Gk Pal Physiology | !link!
Mechanically gates. Rohan closed his eyes. He saw two proteins, strangers at a dance, one turning to the other, tapping its shoulder, and opening a door. It was a story. A microscopic, violent, beautiful story.
He wasn't just studying physiology anymore. He was becoming it. gk pal physiology
Arun caught up to him. "So? What's the secret?" Mechanically gates
"The excitement didn't stay on the surface. It ran down secret tunnels—the T-tubules—deep into the heart of the cell, to a place called the Sarcoplasmic Reticulum, a great underground reservoir of calcium. The action potential knocked on a door. 'Open up,' it said. 'The King commands movement.'" It was a story
"Sorry," Rohan whispered, but the story was alive in his head now. He saw the calcium flood out, binding to troponin-C, pulling the tropomyosin curtain aside to reveal the actin-myosin binding sites. He saw the cross-bridges form, the power strokes, the filaments sliding past each other like a thousand tiny oars. The muscle contracted. The elbow flexed. The dumbbell rose.

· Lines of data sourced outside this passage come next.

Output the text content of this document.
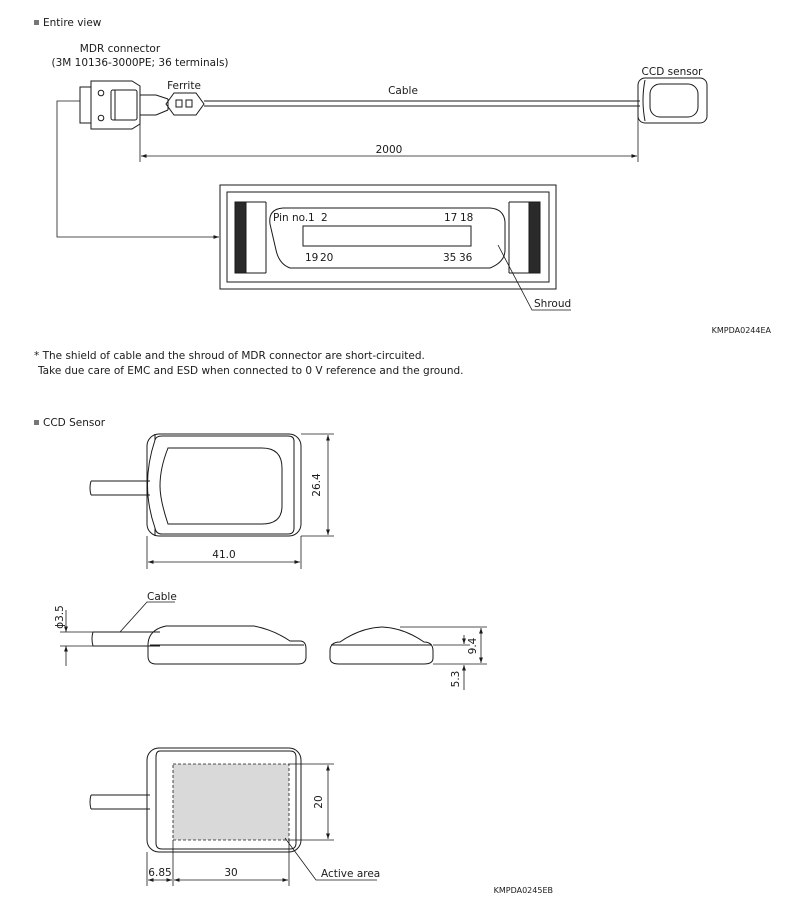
Entire view
MDR connector
(3M 10136-3000PE; 36 terminals)
Ferrite	Cable
CCD sensor
2000
Pin no. 1 2	17 18
19 20	35 36
Shroud
KMPDA0244EA
CCD Sensor
26.4
41.0
Cable
ϕ3.5
9.4
5.3
20
6.85	30	Active area
KMPDA0245EB
* The shield of cable and the shroud of MDR connector are short-circuited.
Take due care of EMC and ESD when connected to 0 V reference and the ground.
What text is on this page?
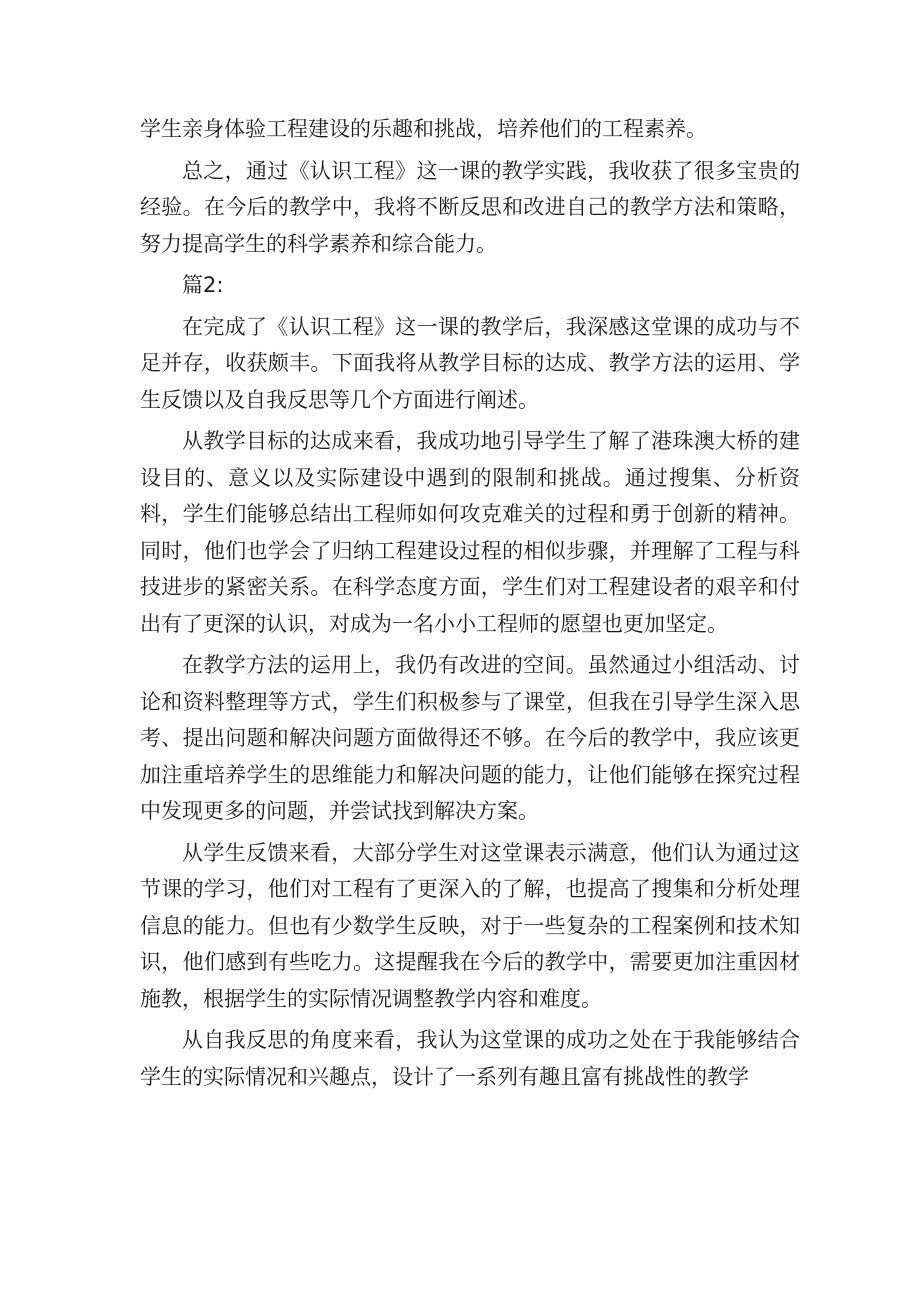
学生亲身体验工程建设的乐趣和挑战，培养他们的工程素养。

总之，通过《认识工程》这一课的教学实践，我收获了很多宝贵的经验。在今后的教学中，我将不断反思和改进自己的教学方法和策略，努力提高学生的科学素养和综合能力。

篇2:

在完成了《认识工程》这一课的教学后，我深感这堂课的成功与不足并存，收获颇丰。下面我将从教学目标的达成、教学方法的运用、学生反馈以及自我反思等几个方面进行阐述。

从教学目标的达成来看，我成功地引导学生了解了港珠澳大桥的建设目的、意义以及实际建设中遇到的限制和挑战。通过搜集、分析资料，学生们能够总结出工程师如何攻克难关的过程和勇于创新的精神。同时，他们也学会了归纳工程建设过程的相似步骤，并理解了工程与科技进步的紧密关系。在科学态度方面，学生们对工程建设者的艰辛和付出有了更深的认识，对成为一名小小工程师的愿望也更加坚定。

在教学方法的运用上，我仍有改进的空间。虽然通过小组活动、讨论和资料整理等方式，学生们积极参与了课堂，但我在引导学生深入思考、提出问题和解决问题方面做得还不够。在今后的教学中，我应该更加注重培养学生的思维能力和解决问题的能力，让他们能够在探究过程中发现更多的问题，并尝试找到解决方案。

从学生反馈来看，大部分学生对这堂课表示满意，他们认为通过这节课的学习，他们对工程有了更深入的了解，也提高了搜集和分析处理信息的能力。但也有少数学生反映，对于一些复杂的工程案例和技术知识，他们感到有些吃力。这提醒我在今后的教学中，需要更加注重因材施教，根据学生的实际情况调整教学内容和难度。

从自我反思的角度来看，我认为这堂课的成功之处在于我能够结合学生的实际情况和兴趣点，设计了一系列有趣且富有挑战性的教学
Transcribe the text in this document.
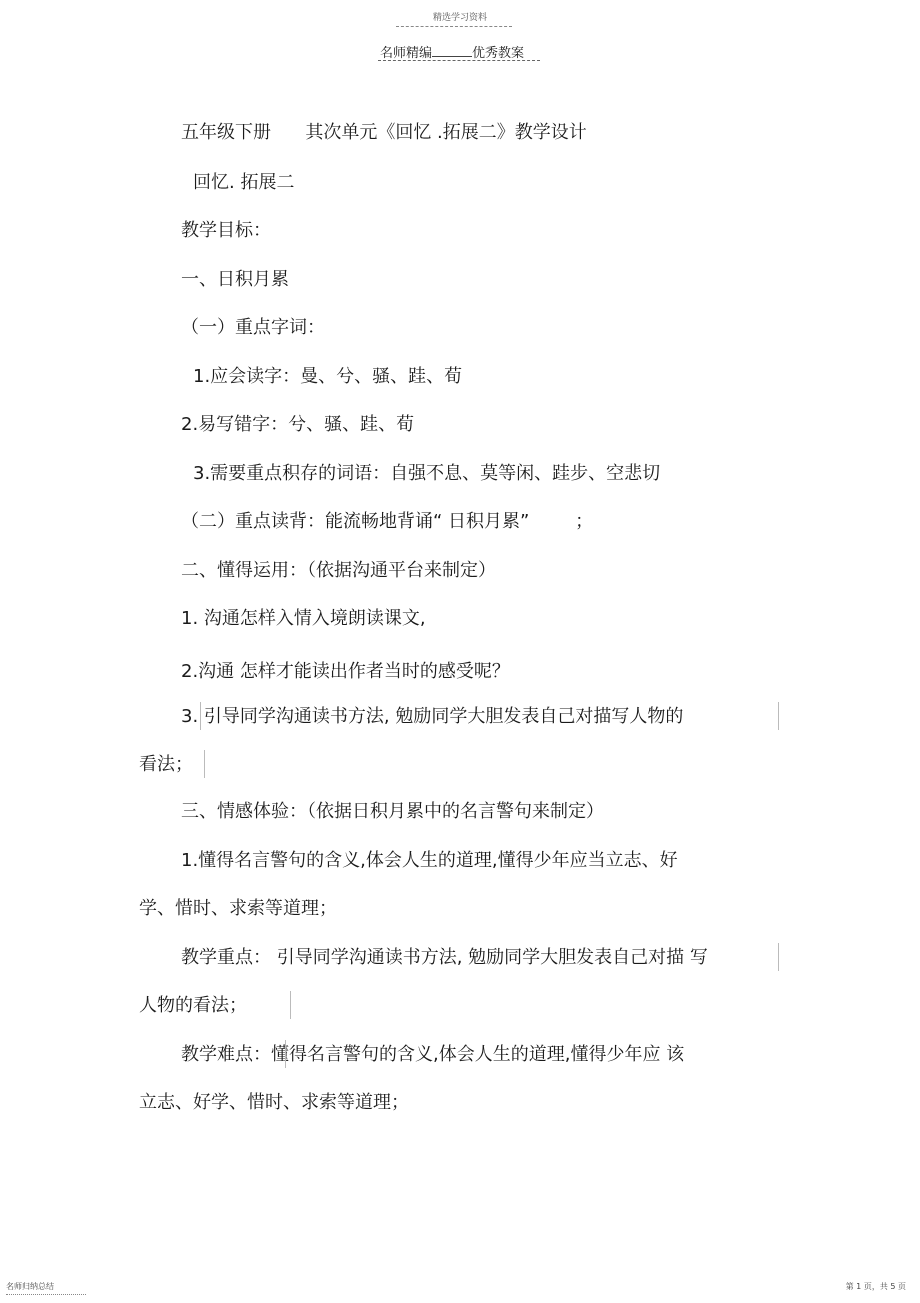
精选学习资料
名师精编	优秀教案
五年级下册      其次单元《回忆 .拓展二》教学设计
回忆. 拓展二
教学目标：
一、日积月累
（一）重点字词：
1.应会读字：曼、兮、骚、跬、荀
2.易写错字：兮、骚、跬、荀
3.需要重点积存的词语：自强不息、莫等闲、跬步、空悲切
（二）重点读背：能流畅地背诵“ 日积月累”        ；
二、懂得运用：（依据沟通平台来制定）
1. 沟通怎样入情入境朗读课文,
2.沟通 怎样才能读出作者当时的感受呢？
3. 引导同学沟通读书方法, 勉励同学大胆发表自己对描写人物的
看法；
三、情感体验：（依据日积月累中的名言警句来制定）
1.懂得名言警句的含义,体会人生的道理,懂得少年应当立志、好
学、惜时、求索等道理；
教学重点： 引导同学沟通读书方法, 勉励同学大胆发表自己对描 写
人物的看法；
教学难点：懂得名言警句的含义,体会人生的道理,懂得少年应 该
立志、好学、惜时、求索等道理；
名师归纳总结	第 1 页，共 5 页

He explained how, in right heart failure, the 'a' wave becomes giant because the atrium is fighting against a stiff, hypertrophied ventricle. He explained the Kussmaul sign, the absence of the 'y' descent because the stiff pericardium or the failing ventricle wouldn't let the door open properly. He connected the dots. He made the invisible, visible.
Rohan's mind went blank. 'a', 'c', 'v' waves. 'x' and 'y' descents. He could recite them. But recitation wasn't understanding. He closed his eyes. He saw the right atrium. Not as a diagram, but as a crowded waiting room.